この物流は、生産と販売をつなぐ役割を果たし、製造現場から物流センターや小売店へ商品を輸送します。最終的には、企業の製品をできるだけ早く顧客に届けることを目指しています。
- 回収物流
- 回収物流とは、商品の販売地点から製造者や流通業者に製品が戻される通常の供給ルートとは逆方向の物流システムです。このプロセスでは、不良品や使用済み製品の回収、修理、リサイクル、または廃棄を行います。リサイクルや再利用のプロセスを供給者が管理することで、環境負荷を軽減したり、顧客満足度を向上させる役割があります。
物流業界の変遷
物流は、製造と販売の間に位置する後処理的な役割を担っていました。営業部門が製品を売り込み、その後物流部門が配送を担当するという形です。営業部門には売り上げという明確な成果指標がありますが、物流部門には経費というコスト面の指標しか存在しませんでした。

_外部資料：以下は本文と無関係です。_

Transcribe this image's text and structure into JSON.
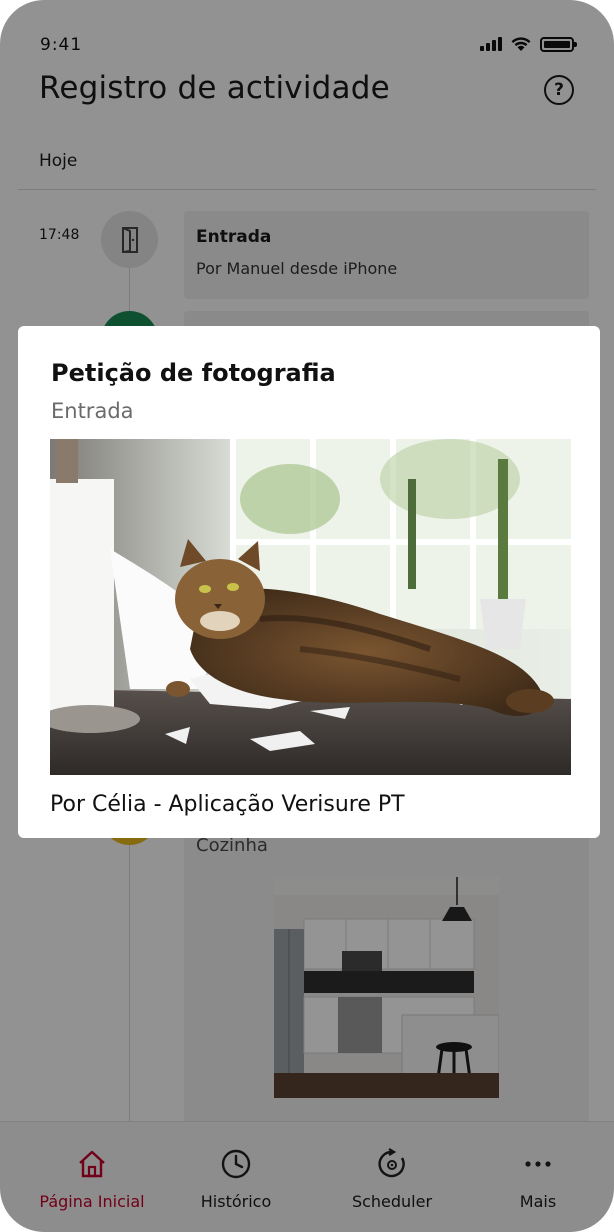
{
  "status_bar": {
    "time": "9:41",
    "signal_icon": "signal-icon",
    "wifi_icon": "wifi-icon",
    "battery_icon": "battery-icon"
  },
  "header": {
    "title": "Registro de actividade",
    "help_icon": "help-icon",
    "help_glyph": "?"
  },
  "section": {
    "label": "Hoje"
  },
  "timeline": {
    "events": [
      {
        "time": "17:48",
        "icon": "door-icon",
        "title": "Entrada",
        "subtitle": "Por Manuel desde iPhone"
      }
    ],
    "photo_card": {
      "location": "Cozinha",
      "image": "kitchen-photo"
    }
  },
  "modal": {
    "title": "Petição de fotografia",
    "subtitle": "Entrada",
    "image": "cat-on-counter-photo",
    "footer": "Por Célia - Aplicação Verisure PT"
  },
  "bottom_nav": {
    "items": [
      {
        "label": "Página Inicial",
        "icon": "home-icon",
        "active": true
      },
      {
        "label": "Histórico",
        "icon": "clock-icon",
        "active": false
      },
      {
        "label": "Scheduler",
        "icon": "scheduler-icon",
        "active": false
      },
      {
        "label": "Mais",
        "icon": "more-icon",
        "active": false
      }
    ]
  },
  "colors": {
    "accent": "#c4002a",
    "green": "#1b8a55",
    "yellow": "#e8b81a"
  }
}
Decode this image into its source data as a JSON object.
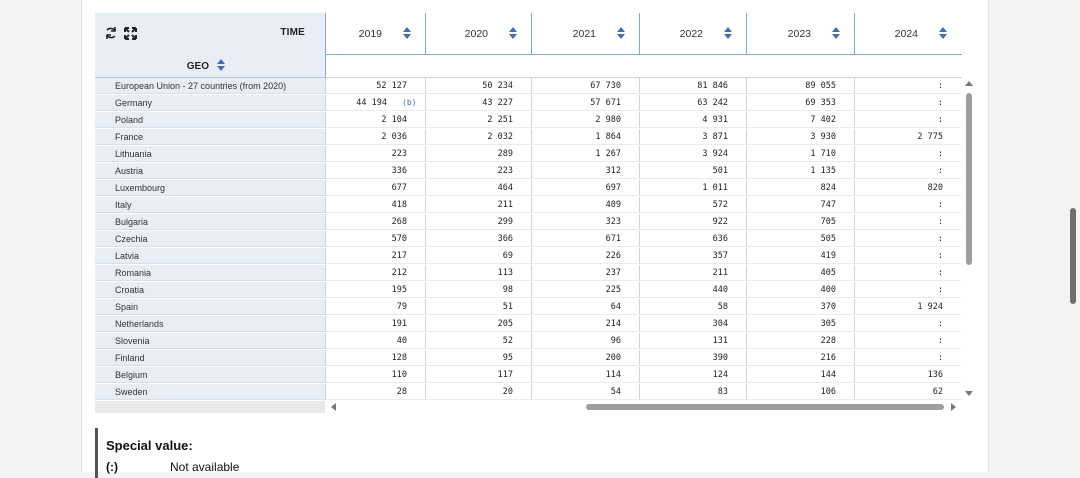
{
  "header": {
    "time_label": "TIME",
    "geo_label": "GEO",
    "years": [
      "2019",
      "2020",
      "2021",
      "2022",
      "2023",
      "2024"
    ],
    "rotate_icon": "rotate-icon",
    "expand_icon": "expand-icon"
  },
  "rows": [
    {
      "geo": "European Union - 27 countries (from 2020)",
      "values": [
        "52 127",
        "50 234",
        "67 730",
        "81 846",
        "89 055",
        ":"
      ]
    },
    {
      "geo": "Germany",
      "values": [
        "44 194",
        "43 227",
        "57 671",
        "63 242",
        "69 353",
        ":"
      ],
      "flag": "(b)"
    },
    {
      "geo": "Poland",
      "values": [
        "2 104",
        "2 251",
        "2 980",
        "4 931",
        "7 402",
        ":"
      ]
    },
    {
      "geo": "France",
      "values": [
        "2 036",
        "2 032",
        "1 864",
        "3 871",
        "3 930",
        "2 775"
      ]
    },
    {
      "geo": "Lithuania",
      "values": [
        "223",
        "289",
        "1 267",
        "3 924",
        "1 710",
        ":"
      ]
    },
    {
      "geo": "Austria",
      "values": [
        "336",
        "223",
        "312",
        "501",
        "1 135",
        ":"
      ]
    },
    {
      "geo": "Luxembourg",
      "values": [
        "677",
        "464",
        "697",
        "1 011",
        "824",
        "820"
      ]
    },
    {
      "geo": "Italy",
      "values": [
        "418",
        "211",
        "409",
        "572",
        "747",
        ":"
      ]
    },
    {
      "geo": "Bulgaria",
      "values": [
        "268",
        "299",
        "323",
        "922",
        "705",
        ":"
      ]
    },
    {
      "geo": "Czechia",
      "values": [
        "570",
        "366",
        "671",
        "636",
        "505",
        ":"
      ]
    },
    {
      "geo": "Latvia",
      "values": [
        "217",
        "69",
        "226",
        "357",
        "419",
        ":"
      ]
    },
    {
      "geo": "Romania",
      "values": [
        "212",
        "113",
        "237",
        "211",
        "405",
        ":"
      ]
    },
    {
      "geo": "Croatia",
      "values": [
        "195",
        "98",
        "225",
        "440",
        "400",
        ":"
      ]
    },
    {
      "geo": "Spain",
      "values": [
        "79",
        "51",
        "64",
        "58",
        "370",
        "1 924"
      ]
    },
    {
      "geo": "Netherlands",
      "values": [
        "191",
        "205",
        "214",
        "304",
        "305",
        ":"
      ]
    },
    {
      "geo": "Slovenia",
      "values": [
        "40",
        "52",
        "96",
        "131",
        "228",
        ":"
      ]
    },
    {
      "geo": "Finland",
      "values": [
        "128",
        "95",
        "200",
        "390",
        "216",
        ":"
      ]
    },
    {
      "geo": "Belgium",
      "values": [
        "110",
        "117",
        "114",
        "124",
        "144",
        "136"
      ]
    },
    {
      "geo": "Sweden",
      "values": [
        "28",
        "20",
        "54",
        "83",
        "106",
        "62"
      ]
    }
  ],
  "special": {
    "title": "Special value:",
    "code": "(:)",
    "description": "Not available"
  },
  "colors": {
    "accent": "#3f6fb3",
    "header_bg": "#e9eef6",
    "scroll_thumb": "#9e9e9e"
  }
}
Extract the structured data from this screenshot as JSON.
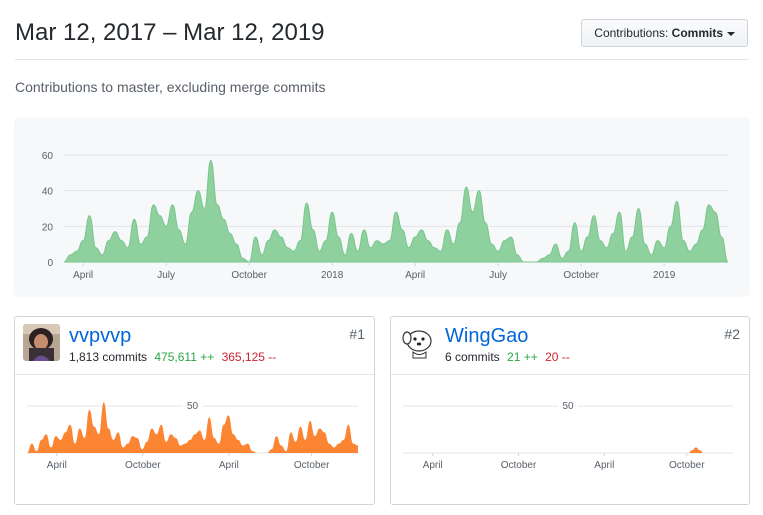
{
  "header": {
    "date_range": "Mar 12, 2017 – Mar 12, 2019",
    "contributions_button": {
      "prefix": "Contributions: ",
      "value": "Commits"
    }
  },
  "subtitle": "Contributions to master, excluding merge commits",
  "colors": {
    "main_area": "#8fd19e",
    "main_line": "#7ac58e",
    "user_area": "#fb8532",
    "link": "#0366d6",
    "additions": "#28a745",
    "deletions": "#cb2431"
  },
  "chart_data": [
    {
      "type": "area",
      "title": "",
      "ylim": [
        0,
        60
      ],
      "yticks": [
        0,
        20,
        40,
        60
      ],
      "x_tick_labels": [
        "April",
        "July",
        "October",
        "2018",
        "April",
        "July",
        "October",
        "2019"
      ],
      "x": [
        "2017-03-12",
        "2017-03-19",
        "2017-03-26",
        "2017-04-02",
        "2017-04-09",
        "2017-04-16",
        "2017-04-23",
        "2017-04-30",
        "2017-05-07",
        "2017-05-14",
        "2017-05-21",
        "2017-05-28",
        "2017-06-04",
        "2017-06-11",
        "2017-06-18",
        "2017-06-25",
        "2017-07-02",
        "2017-07-09",
        "2017-07-16",
        "2017-07-23",
        "2017-07-30",
        "2017-08-06",
        "2017-08-13",
        "2017-08-20",
        "2017-08-27",
        "2017-09-03",
        "2017-09-10",
        "2017-09-17",
        "2017-09-24",
        "2017-10-01",
        "2017-10-08",
        "2017-10-15",
        "2017-10-22",
        "2017-10-29",
        "2017-11-05",
        "2017-11-12",
        "2017-11-19",
        "2017-11-26",
        "2017-12-03",
        "2017-12-10",
        "2017-12-17",
        "2017-12-24",
        "2017-12-31",
        "2018-01-07",
        "2018-01-14",
        "2018-01-21",
        "2018-01-28",
        "2018-02-04",
        "2018-02-11",
        "2018-02-18",
        "2018-02-25",
        "2018-03-04",
        "2018-03-11",
        "2018-03-18",
        "2018-03-25",
        "2018-04-01",
        "2018-04-08",
        "2018-04-15",
        "2018-04-22",
        "2018-04-29",
        "2018-05-06",
        "2018-05-13",
        "2018-05-20",
        "2018-05-27",
        "2018-06-03",
        "2018-06-10",
        "2018-06-17",
        "2018-06-24",
        "2018-07-01",
        "2018-07-08",
        "2018-07-15",
        "2018-07-22",
        "2018-07-29",
        "2018-08-05",
        "2018-08-12",
        "2018-08-19",
        "2018-08-26",
        "2018-09-02",
        "2018-09-09",
        "2018-09-16",
        "2018-09-23",
        "2018-09-30",
        "2018-10-07",
        "2018-10-14",
        "2018-10-21",
        "2018-10-28",
        "2018-11-04",
        "2018-11-11",
        "2018-11-18",
        "2018-11-25",
        "2018-12-02",
        "2018-12-09",
        "2018-12-16",
        "2018-12-23",
        "2018-12-30",
        "2019-01-06",
        "2019-01-13",
        "2019-01-20",
        "2019-01-27",
        "2019-02-03",
        "2019-02-10",
        "2019-02-17",
        "2019-02-24",
        "2019-03-03",
        "2019-03-10"
      ],
      "series": [
        {
          "values": [
            0,
            4,
            6,
            12,
            26,
            8,
            4,
            12,
            17,
            12,
            8,
            24,
            10,
            14,
            32,
            26,
            20,
            32,
            18,
            10,
            28,
            40,
            30,
            57,
            32,
            24,
            16,
            10,
            2,
            0,
            14,
            4,
            12,
            18,
            14,
            8,
            6,
            12,
            33,
            18,
            6,
            12,
            28,
            14,
            4,
            16,
            6,
            18,
            8,
            12,
            10,
            12,
            28,
            18,
            8,
            14,
            18,
            12,
            8,
            6,
            18,
            10,
            22,
            42,
            28,
            40,
            22,
            10,
            6,
            12,
            14,
            4,
            0,
            0,
            0,
            2,
            4,
            10,
            2,
            6,
            22,
            6,
            14,
            26,
            12,
            8,
            16,
            28,
            6,
            14,
            30,
            10,
            4,
            12,
            8,
            20,
            34,
            12,
            6,
            10,
            18,
            32,
            28,
            14,
            0
          ]
        }
      ]
    },
    {
      "type": "area",
      "title": "vvpvvp",
      "x_tick_labels": [
        "April",
        "October",
        "April",
        "October"
      ],
      "y_gridline_label": "50",
      "series": [
        {
          "name": "vvpvvp",
          "values": [
            0,
            10,
            2,
            14,
            20,
            6,
            18,
            14,
            22,
            30,
            10,
            26,
            16,
            46,
            28,
            20,
            54,
            26,
            14,
            22,
            6,
            10,
            18,
            16,
            4,
            12,
            26,
            20,
            30,
            12,
            20,
            16,
            8,
            10,
            14,
            20,
            24,
            14,
            38,
            16,
            10,
            30,
            40,
            20,
            14,
            8,
            10,
            2,
            0,
            0,
            0,
            4,
            18,
            8,
            2,
            22,
            12,
            28,
            14,
            34,
            18,
            26,
            22,
            10,
            6,
            10,
            14,
            30,
            10,
            8
          ]
        }
      ]
    },
    {
      "type": "area",
      "title": "WingGao",
      "x_tick_labels": [
        "April",
        "October",
        "April",
        "October"
      ],
      "y_gridline_label": "50",
      "series": [
        {
          "name": "WingGao",
          "values": [
            0,
            0,
            0,
            0,
            0,
            0,
            0,
            0,
            0,
            0,
            0,
            0,
            0,
            0,
            0,
            0,
            0,
            0,
            0,
            0,
            0,
            0,
            0,
            0,
            0,
            0,
            0,
            0,
            0,
            0,
            0,
            0,
            0,
            0,
            0,
            0,
            0,
            0,
            0,
            0,
            0,
            0,
            0,
            0,
            0,
            0,
            0,
            0,
            0,
            0,
            0,
            0,
            0,
            0,
            0,
            0,
            0,
            0,
            0,
            0,
            0,
            0,
            0,
            0,
            0,
            0,
            0,
            0,
            0,
            0,
            0,
            0,
            0,
            0,
            0,
            0,
            0,
            0,
            3,
            6,
            3,
            0,
            0,
            0,
            0,
            0,
            0,
            0,
            0,
            0
          ]
        }
      ]
    }
  ],
  "contributors": [
    {
      "username": "vvpvvp",
      "commits": "1,813 commits",
      "additions": "475,611 ++",
      "deletions": "365,125 --",
      "rank": "#1",
      "avatar_icon": "user-photo-icon"
    },
    {
      "username": "WingGao",
      "commits": "6 commits",
      "additions": "21 ++",
      "deletions": "20 --",
      "rank": "#2",
      "avatar_icon": "cartoon-dog-icon"
    }
  ]
}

近年、電子商取引(EC)の市場拡大により、この状況に大きな変化が訪れ、2018年にはEC市場全体が18兆円規模に達し、物販系分野だけでも9.3兆円の規模に成長。また、宅配便の取扱個数も、2018年までの5年間で約6.7億個、18%増加しています。
このEC市場の拡大により、物流は従来の大口配送から「小口多頻度配送」にシフトし、消費者の多様なニーズや低価格化にも対応が求められるようになりました。以前は200件の注文をまとめて一度に配送していたものが、小口多頻度化により20件ずつ10回に分けて配送する形態に変わり、同じ注文数でも物流コストが割高になるという課題が生じています。
さらに、2024年より「働き方改革」によるトラックドライバーの長時間労働是正のため、労働時間の上限規制が施行されました。これにより、ドライバー一人当たりの走行距離が制限され、物流の遅延やコスト増加といった「2024年問題」が浮上しています。